JP Morgan : une baleine en bourse…

Burse_iStock_000008155888XSPar Sophie Stival

On l’appelle la « baleine de Londres » en raison de la grosseur de ses transactions financières. D’autres l’ont surnommé « Voldemort », l’ennemi juré d’Harry Potter. Sa vraie identité : Bruno Iksil.

L’opérateur de marché ou « trader » français est soupçonné d’avoir fait subir plus de 2 milliards de dollars de pertes à JP Morgan Chase.  

Pour la première banque américaine, ce n’est pas la perte elle-même qui fait mal, mais bien la manière dont elle est survenue. Il est ici question d’une stratégie de couverture qui n’a pas fonctionné. 

Si on perd des milliards en affirmant vouloir protéger des actifs, imaginez ce que ça aurait pu être s’il s’agissait de spéculer pour le compte de la banque?

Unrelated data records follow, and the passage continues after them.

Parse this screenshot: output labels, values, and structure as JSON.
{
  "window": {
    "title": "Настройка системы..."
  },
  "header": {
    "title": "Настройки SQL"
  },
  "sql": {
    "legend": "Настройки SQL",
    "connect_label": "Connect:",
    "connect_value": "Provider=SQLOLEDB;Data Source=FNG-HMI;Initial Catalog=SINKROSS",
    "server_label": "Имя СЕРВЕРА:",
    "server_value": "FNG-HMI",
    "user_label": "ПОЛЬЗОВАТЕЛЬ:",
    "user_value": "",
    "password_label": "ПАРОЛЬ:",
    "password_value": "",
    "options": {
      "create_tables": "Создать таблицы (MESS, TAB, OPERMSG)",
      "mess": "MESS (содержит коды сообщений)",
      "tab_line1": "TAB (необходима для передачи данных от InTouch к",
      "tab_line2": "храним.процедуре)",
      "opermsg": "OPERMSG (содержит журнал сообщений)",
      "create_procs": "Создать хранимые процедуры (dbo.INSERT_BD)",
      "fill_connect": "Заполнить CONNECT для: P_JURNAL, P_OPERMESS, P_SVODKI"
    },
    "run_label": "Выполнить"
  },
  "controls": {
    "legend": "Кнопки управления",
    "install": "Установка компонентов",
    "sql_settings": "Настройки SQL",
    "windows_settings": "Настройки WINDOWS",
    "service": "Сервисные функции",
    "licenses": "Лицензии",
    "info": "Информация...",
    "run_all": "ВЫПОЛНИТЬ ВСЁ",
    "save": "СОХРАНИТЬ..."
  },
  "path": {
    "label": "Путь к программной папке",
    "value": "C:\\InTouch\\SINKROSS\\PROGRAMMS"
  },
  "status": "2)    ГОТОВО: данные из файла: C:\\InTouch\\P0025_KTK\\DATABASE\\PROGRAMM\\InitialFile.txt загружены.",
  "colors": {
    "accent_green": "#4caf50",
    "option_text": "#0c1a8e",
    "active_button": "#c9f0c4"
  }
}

C’est à se demander si on ne se cache pas derrière ces stratégies de couverture pour agir plus librement… 

Faut-il le rappeler, dans le cas de JP Morgan Chase la stratégie de couverture a rapidement été qualifiée de spéculative et risquée. Et la réputation de l’institution en a pris pour son rhume. 

Gérer les risques et faire de l’argent

D’après mon expérience des marchés financiers, bien des stratégies de couverture laissent au "trader" une grande marge de manœuvre afin qu’il protège son portefeuille tout en profitant de sa vision du marché. 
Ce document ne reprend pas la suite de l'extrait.